Poco più di venti anni prima, con il colpo di pistola esploso da Gavrilo Princip nei confronti dell’arciduca Francesco Ferdinando d’Austria, è cambiata l’Europa, è cambiato il mondo. Il gigante tedesco, nel 1918, alla fine della Grande Guerra, è caduto, sottoposto a condizioni durissime dal trattato di Versailles.
Inghilterra e Francia hanno vinto la guerra, ma perso le proprie certezze, mentre al di là dell’Atlantico, gli Stati Uniti non sembrano (o non sembrano ancora) intenzionati a farsi carico di un nuovo ordine mondiale. E così, negli anni venti di quello che sarà ribattezzato “il secolo breve”, Mussolini prende il potere in Italia.
Nel 1933, Adolf Hitler diventa cancelliere tedesco ed è tre anni dopo, nel 1936, che Arturo Pérez-Reverte, giornalista e scrittore spagnolo già autore de “Il club Dumas”, “La tavola fiamminga” e “Il maestro di scherma” ambienta il suo ultimo romanzo “L’ultima carta è la morte”. Si tratta dell’anno in cui scoppia la guerra di Spagna. Il Caudillo, generale Francisco Franco, è intenzionato a sovvertire l’ordine democratico, instaurando una dittatura di stampo fascista.
Ma questo a Falcò, protagonista del romanzo, tutto sommato importa poco: anche se influenza profondamente le sue azioni, in qualità di agente segreto sui generis della fazione franchista. Falcò però non è un militante, è un mercenario: dovendo scegliere tra due parti, si assicura soltanto di essere schierato dalla propria, di trarre cioè il maggior vantaggio dalla situazione o, nei rari casi in cui gli è concesso questo lusso, di ridurre i rischi.
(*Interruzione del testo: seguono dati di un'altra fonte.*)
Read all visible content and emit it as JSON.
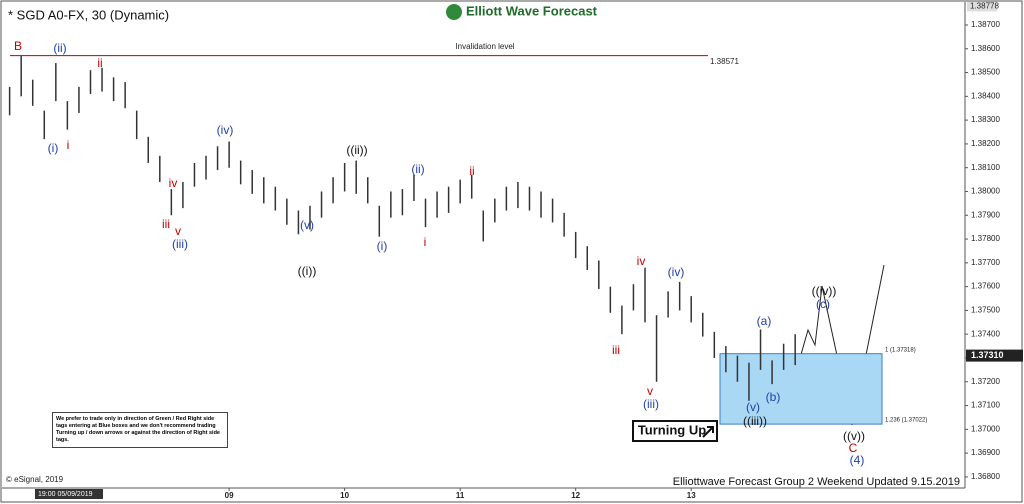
{
  "chart_data": {
    "type": "ohlc",
    "title": "* SGD A0-FX, 30 (Dynamic)",
    "brand": "Elliott Wave Forecast",
    "footer": "Elliottwave Forecast Group 2 Weekend Updated 9.15.2019",
    "copyright": "© eSignal, 2019",
    "cursor_label": "19:00 05/09/2019",
    "note": "We prefer to trade only in direction of Green / Red Right side tags entering at Blue boxes and we don't recommend trading Turning up / down arrows or against the direction of Right side tags.",
    "turning_label": "Turning Up",
    "color": "#333333",
    "x": [
      7.1,
      7.2,
      7.3,
      7.4,
      7.5,
      7.6,
      7.7,
      7.8,
      7.9,
      8.0,
      8.1,
      8.2,
      8.3,
      8.4,
      8.5,
      8.6,
      8.7,
      8.8,
      8.9,
      9.0,
      9.1,
      9.2,
      9.3,
      9.4,
      9.5,
      9.6,
      9.7,
      9.8,
      9.9,
      10.0,
      10.1,
      10.2,
      10.3,
      10.4,
      10.5,
      10.6,
      10.7,
      10.8,
      10.9,
      11.0,
      11.1,
      11.2,
      11.3,
      11.4,
      11.5,
      11.6,
      11.7,
      11.8,
      11.9,
      12.0,
      12.1,
      12.2,
      12.3,
      12.4,
      12.5,
      12.6,
      12.7,
      12.8,
      12.9,
      13.0,
      13.1,
      13.2,
      13.3,
      13.4,
      13.5,
      13.6,
      13.7,
      13.8,
      13.9
    ],
    "highs": [
      1.3844,
      1.3857,
      1.3847,
      1.3834,
      1.3854,
      1.3838,
      1.3844,
      1.3851,
      1.3852,
      1.3848,
      1.3846,
      1.3834,
      1.3823,
      1.3815,
      1.3801,
      1.3804,
      1.3812,
      1.3815,
      1.3819,
      1.3821,
      1.3813,
      1.3809,
      1.3806,
      1.3802,
      1.3797,
      1.3792,
      1.3794,
      1.38,
      1.3806,
      1.3812,
      1.3813,
      1.3806,
      1.3794,
      1.38,
      1.3801,
      1.3807,
      1.3797,
      1.38,
      1.3802,
      1.3805,
      1.3807,
      1.3792,
      1.3797,
      1.3802,
      1.3804,
      1.3802,
      1.38,
      1.3797,
      1.3791,
      1.3783,
      1.3777,
      1.3771,
      1.376,
      1.3752,
      1.3761,
      1.3768,
      1.3748,
      1.3758,
      1.3762,
      1.3756,
      1.3749,
      1.3741,
      1.3735,
      1.3731,
      1.3728,
      1.3742,
      1.3729,
      1.3736,
      1.374
    ],
    "lows": [
      1.3832,
      1.384,
      1.3836,
      1.3822,
      1.3838,
      1.3826,
      1.3833,
      1.3841,
      1.3842,
      1.3838,
      1.3835,
      1.3822,
      1.3812,
      1.3804,
      1.379,
      1.3793,
      1.3802,
      1.3805,
      1.3809,
      1.381,
      1.3803,
      1.3799,
      1.3795,
      1.3792,
      1.3786,
      1.3782,
      1.3784,
      1.3789,
      1.3795,
      1.38,
      1.3799,
      1.3795,
      1.3781,
      1.3789,
      1.379,
      1.3796,
      1.3785,
      1.3789,
      1.3791,
      1.3795,
      1.3797,
      1.3779,
      1.3787,
      1.3792,
      1.3793,
      1.3792,
      1.3789,
      1.3787,
      1.3781,
      1.3772,
      1.3767,
      1.3759,
      1.3749,
      1.374,
      1.375,
      1.3745,
      1.372,
      1.3747,
      1.375,
      1.3745,
      1.3739,
      1.373,
      1.3724,
      1.372,
      1.3712,
      1.3725,
      1.3719,
      1.3725,
      1.3727
    ],
    "xlim": [
      7.06,
      15.37
    ],
    "xticks": [
      {
        "value": 9,
        "label": "09"
      },
      {
        "value": 10,
        "label": "10"
      },
      {
        "value": 11,
        "label": "11"
      },
      {
        "value": 12,
        "label": "12"
      },
      {
        "value": 13,
        "label": "13"
      }
    ],
    "ylim": [
      1.36766,
      1.38784
    ],
    "yticks": [
      {
        "value": 1.387,
        "label": "1.38700"
      },
      {
        "value": 1.386,
        "label": "1.38600"
      },
      {
        "value": 1.385,
        "label": "1.38500"
      },
      {
        "value": 1.384,
        "label": "1.38400"
      },
      {
        "value": 1.383,
        "label": "1.38300"
      },
      {
        "value": 1.382,
        "label": "1.38200"
      },
      {
        "value": 1.381,
        "label": "1.38100"
      },
      {
        "value": 1.38,
        "label": "1.38000"
      },
      {
        "value": 1.379,
        "label": "1.37900"
      },
      {
        "value": 1.378,
        "label": "1.37800"
      },
      {
        "value": 1.377,
        "label": "1.37700"
      },
      {
        "value": 1.376,
        "label": "1.37600"
      },
      {
        "value": 1.375,
        "label": "1.37500"
      },
      {
        "value": 1.374,
        "label": "1.37400"
      },
      {
        "value": 1.373,
        "label": "1.37300"
      },
      {
        "value": 1.372,
        "label": "1.37200"
      },
      {
        "value": 1.371,
        "label": "1.37100"
      },
      {
        "value": 1.37,
        "label": "1.37000"
      },
      {
        "value": 1.369,
        "label": "1.36900"
      },
      {
        "value": 1.368,
        "label": "1.36800"
      }
    ],
    "top_price": {
      "value": 1.38778,
      "label": "1.38778"
    },
    "last_price": {
      "value": 1.3731,
      "label": "1.37310"
    },
    "invalidation": {
      "value": 1.38571,
      "label": "1.38571",
      "title": "Invalidation level",
      "color": "#c00000"
    },
    "box": {
      "top": 1.37318,
      "bottom": 1.37022,
      "top_label": "1 (1.37318)",
      "bottom_label": "1.236 (1.37022)",
      "color": "#a9d8f5"
    },
    "annotations": [
      {
        "text": "B",
        "color": "#c00000"
      },
      {
        "text": "(ii)",
        "color": "#1f3fa6"
      },
      {
        "text": "ii",
        "color": "#c00000"
      },
      {
        "text": "(i)",
        "color": "#1f3fa6"
      },
      {
        "text": "i",
        "color": "#c00000"
      },
      {
        "text": "(iv)",
        "color": "#1f3fa6"
      },
      {
        "text": "iv",
        "color": "#c00000"
      },
      {
        "text": "iii",
        "color": "#c00000"
      },
      {
        "text": "v",
        "color": "#c00000"
      },
      {
        "text": "(iii)",
        "color": "#1f3fa6"
      },
      {
        "text": "((ii))",
        "color": "#111111"
      },
      {
        "text": "(v)",
        "color": "#1f3fa6"
      },
      {
        "text": "((i))",
        "color": "#111111"
      },
      {
        "text": "(ii)",
        "color": "#1f3fa6"
      },
      {
        "text": "ii",
        "color": "#c00000"
      },
      {
        "text": "(i)",
        "color": "#1f3fa6"
      },
      {
        "text": "i",
        "color": "#c00000"
      },
      {
        "text": "iv",
        "color": "#c00000"
      },
      {
        "text": "(iv)",
        "color": "#1f3fa6"
      },
      {
        "text": "iii",
        "color": "#c00000"
      },
      {
        "text": "v",
        "color": "#c00000"
      },
      {
        "text": "(iii)",
        "color": "#1f3fa6"
      },
      {
        "text": "(a)",
        "color": "#1f3fa6"
      },
      {
        "text": "(b)",
        "color": "#1f3fa6"
      },
      {
        "text": "(v)",
        "color": "#1f3fa6"
      },
      {
        "text": "((iii))",
        "color": "#111111"
      },
      {
        "text": "((iv))",
        "color": "#111111"
      },
      {
        "text": "(c)",
        "color": "#1f3fa6"
      },
      {
        "text": "((v))",
        "color": "#111111"
      },
      {
        "text": "C",
        "color": "#c00000"
      },
      {
        "text": "(4)",
        "color": "#1f3fa6"
      }
    ]
  }
}
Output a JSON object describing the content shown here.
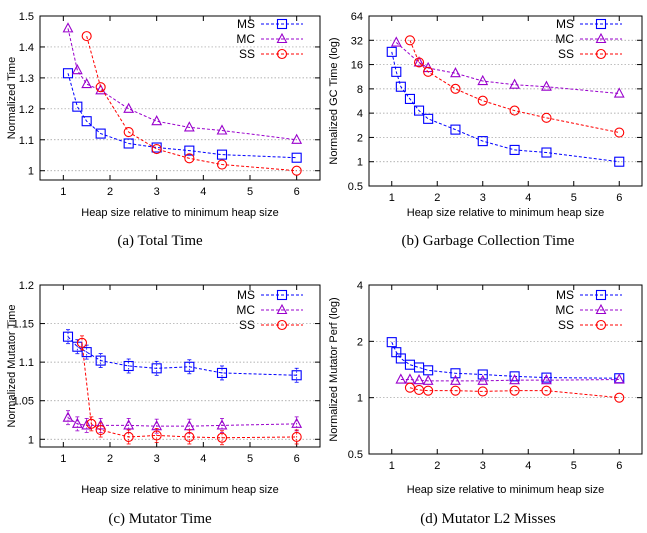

La sua missione, questa volta, è particolarmente delicata. Dovrà recarsi a Tangeri, porto neutrale, e assicurarsi di mettere le mani sulla Mount Castle, nave mercantile con più di 30 tonnellate di oro spagnolo nella stiva, che i repubblicani stanno cercando di portare lontano da Franco e dai suoi, che si avvicinano pericolosamente alla presa del potere in patria.
Ma c’è di più. A Tangeri, lo informano, incontrerà una sua vecchia conoscenza: Eva Neretva, che aveva salvato dalla morte, quasi per caso, solo qualche tempo prima, e che ora si presenta come agente bolscevico. Come nemico, nemico che potrebbe essere mortale. È possibile, si domanda forse Falcò, ma senza la forza di confessare questo dubbio neppure a se stesso, innamorarsi del proprio nemico?
Meglio non pensare, meglio annegare l’angoscia in un bicchiere, scacciare mal di testa e cattivi pensieri con una delle sue immancabili cafiaspirine. Meglio restare al di là dell’ideologia e al di qua dell’umanità: per citare De André, “dove un attimo vale un altro”.
Oltre alle mutevoli leggi della politica e alla spietata legge della sopravvivenza, si impone in questo romanzo anche un altro genere di regola, non scritta: la legge del mare. Lo si percepisce chiaramente nei momenti in cui si incontrano il capitano Navia, cui è affidata la Mount Castle, con il suo carico d’oro, e il capitano Quiròs, incaricato dai franchisti di inseguire e, se necessario, attaccare la Monut Castle non appena sarà stata costretta a lasciare Tangeri.
Dai dialoghi asciutti e ben curati tra i due, tra i passaggi più intensi del romanzo, capiamo come, da prospettive opposte, entrambi i capitani si preoccupano del proprio equipaggio prima che dei propri ordini, prima ancora che di se stessi. E questa scintilla di umanità finisce per impressionare persino Falcò, malgrado la sua dura scorza di avventuriero. E, forse ricordando proprio quelle parole coraggiose, anche Falcò riuscirà a spingersi più lontano del solito, correndo gravi rischi quando, proprio a conclusione della propria avventura, dovrà affrontare una scelta dolorosa e cruciale.